Billet invité.
Les excédents commerciaux records que l’Allemagne dégage mois après mois ne sont pas seulement le fruit de ses réformes du travail et de sa politique économique. Ils contribuent également à un dysfonctionnement majeur de la zone euro, la déséquilibrant et rendant le sort du pays indissociable de ce qui va advenir de cette dernière. L’Allemagne a beaucoup à perdre de son éclatement, raison pour laquelle son gouvernement s’acharne à vouloir faire le bonheur de ses partenaires malgré eux !
On sait que les pays ayant adopté la monnaie unique ne disposent plus que la déflation intérieure reposant sur l’austérité budgétaire comme variable d’ajustement. Ils en sont les victimes expiatoires. Mais cette politique qui leur est imposée ne suffit pas à combattre les forces centrifuges qui se manifestent, selon un phénomène qualifié de fragmentation qui détruit la cohérence de la zone euro et oppose deux camps plus ou moins déclarés. Des critères de convergence ont dû être au moins formellement remplis pour adhérer à la zone euro, mais les divergences l’emportent nettement désormais, et la solidarité financière pouvant les combattre fait défaut.
En résistant aux injonctions et refusant de sortir de son programme d’assouplissement quantitatif, la BCE endigue autant qu’elle le peut cette fragmentation déjà bien avancée, qui sans cela conduirait au démantèlement de la zone monétaire. Y contribuant, l’Allemagne qui est exportatrice nette de capitaux à hauteur de près de 400 milliards d’euros en 2016, a cessé d’investir en Europe du Sud et s’en est retirée, pour choisir comme destinations privilégiées l’Autriche, le Luxembourg et les Pays-Bas, des valeurs sûres et pour les deux derniers des paradis fiscaux, lieux de transit vers des destinations exotiques et discrètes. Une véritable fuite des capitaux est simultanément enregistrée au départ de l’Italie, désormais reconnue comme grande malade de l’Europe, sans ressort avec son système bancaire sinistré et son système politique qui ne lui cède en rien.
Mais s’il est un indicateur déterminant pour les autorités allemandes, c’est le montant des créances accumulées au sein de Target 2, le système de payement et de compensation interne de l’Eurosystème qui regroupe les banques centrales nationales de la zone euro et la BCE. Il indique les flux de capitaux internes et témoigne clairement de la fragmentation financière de l’union monétaire. En août 2016, on enregistrait dans les livres de la Bundesbank un montant de 677,5 milliards d’euros de créances au sein de l’Eurosystème, et a contrario une position débitrice de 326,6 milliards d’euros dans ceux de la Banque d’Italie. Un tel déséquilibre, qui a certes été plus accentué, n’est pas en soi problématique, mais c’est à condition que l’Italie reste dans la zone euro. L’Allemagne aurait par contre beaucoup à perdre d’un éclatement qui rendrait ses créances irrécouvrables, notamment les italiennes.
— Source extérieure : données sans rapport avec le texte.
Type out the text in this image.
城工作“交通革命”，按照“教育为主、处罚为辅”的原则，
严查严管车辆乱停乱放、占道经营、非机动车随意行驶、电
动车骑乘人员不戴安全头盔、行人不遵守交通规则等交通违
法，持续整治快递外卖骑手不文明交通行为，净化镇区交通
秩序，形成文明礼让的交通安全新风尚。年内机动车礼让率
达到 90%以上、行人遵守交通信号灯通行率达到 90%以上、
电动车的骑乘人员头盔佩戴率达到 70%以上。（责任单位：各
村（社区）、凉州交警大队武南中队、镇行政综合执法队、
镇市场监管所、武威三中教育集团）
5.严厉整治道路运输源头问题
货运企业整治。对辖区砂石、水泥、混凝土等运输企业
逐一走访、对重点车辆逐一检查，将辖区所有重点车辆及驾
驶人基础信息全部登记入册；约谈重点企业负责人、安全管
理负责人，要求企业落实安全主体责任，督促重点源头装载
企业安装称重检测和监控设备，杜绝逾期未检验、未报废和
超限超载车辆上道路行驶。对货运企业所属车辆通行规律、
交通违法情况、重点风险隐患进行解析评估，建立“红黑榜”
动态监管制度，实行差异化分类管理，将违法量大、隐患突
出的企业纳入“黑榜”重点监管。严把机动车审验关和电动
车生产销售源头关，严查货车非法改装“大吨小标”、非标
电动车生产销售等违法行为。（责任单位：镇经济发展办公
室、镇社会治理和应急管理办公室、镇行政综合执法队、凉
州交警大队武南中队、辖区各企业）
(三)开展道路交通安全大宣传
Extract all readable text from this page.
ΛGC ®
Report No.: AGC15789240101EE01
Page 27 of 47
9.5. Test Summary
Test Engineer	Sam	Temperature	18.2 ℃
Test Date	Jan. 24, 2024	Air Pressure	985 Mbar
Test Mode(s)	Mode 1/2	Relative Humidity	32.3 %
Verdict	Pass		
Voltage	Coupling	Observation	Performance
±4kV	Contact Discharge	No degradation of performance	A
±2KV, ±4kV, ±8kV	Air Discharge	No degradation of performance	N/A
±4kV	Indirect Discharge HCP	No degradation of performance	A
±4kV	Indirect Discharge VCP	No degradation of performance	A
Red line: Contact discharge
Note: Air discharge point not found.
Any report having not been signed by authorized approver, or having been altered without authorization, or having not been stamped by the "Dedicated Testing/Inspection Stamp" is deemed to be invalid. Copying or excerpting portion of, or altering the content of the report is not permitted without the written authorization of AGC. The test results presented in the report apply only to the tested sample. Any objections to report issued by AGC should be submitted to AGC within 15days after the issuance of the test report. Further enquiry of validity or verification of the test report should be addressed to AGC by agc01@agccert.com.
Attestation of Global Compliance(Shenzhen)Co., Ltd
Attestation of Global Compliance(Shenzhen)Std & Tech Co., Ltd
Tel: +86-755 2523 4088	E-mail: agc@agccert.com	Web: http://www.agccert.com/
La BCE minimise le problème en expliquant que le déséquilibre actuel est technique, mécaniquement dû aux effets de son programme d’achats de titres souverains. En réalité, il reflète aussi, si l’on prend encore le cas de l’Italie, une importante sortie des capitaux des résidents et non-résidents en raison des doutes qui planent sur son avenir. Il laisse également planer la menace d’une hausse des taux italiens lorsque la BCE continuera de diminuer ses achats de titres souverains et que les sorties de capitaux se poursuivront, faute d’amélioration de la situation italienne.
L’histoire a sa morale : en cas d’éclatement de la zone euro, faute d’avoir accepté la restructuration de la dette des pays débiteurs, ceux-ci feront défaut par un autre biais… L’Allemagne est piégée par la machine infernale qu’est devenue la zone euro, et il lui faut à tout prix éviter une telle issue. Ce qui d’ailleurs rend invraisemblable qu’elle puisse décider de reprendre sa liberté et la quitter d’elle-même, ce qui serait pourtant la meilleure des solutions.
Le refus obstiné de son gouvernement de procéder à une véritable restructuration de la dette grecque, qui créerait un précédent qu’il redoute, va le conduire au mieux à accepter, une fois le cap de ses élections passées, un simple réaménagement de celle-ci repoussant les échéances et condamnant la Grèce à l’austérité pour longtemps. Mais le Portugal aimerait bien s’inviter à la table de la négociation et l’Italie, pour avoir tardé à nettoyer le bilan de ses banques, n’aura pas d’autre issue, une fois épuisés tous les accommodements consentis par la Commission, que d’y chercher une place qui lui sera refusée.
Comme le préconise le président français pour y faire croire, il faudrait refonder l’Europe, mais qui en a les moyens ? Il faudrait pour cela apurer le passé.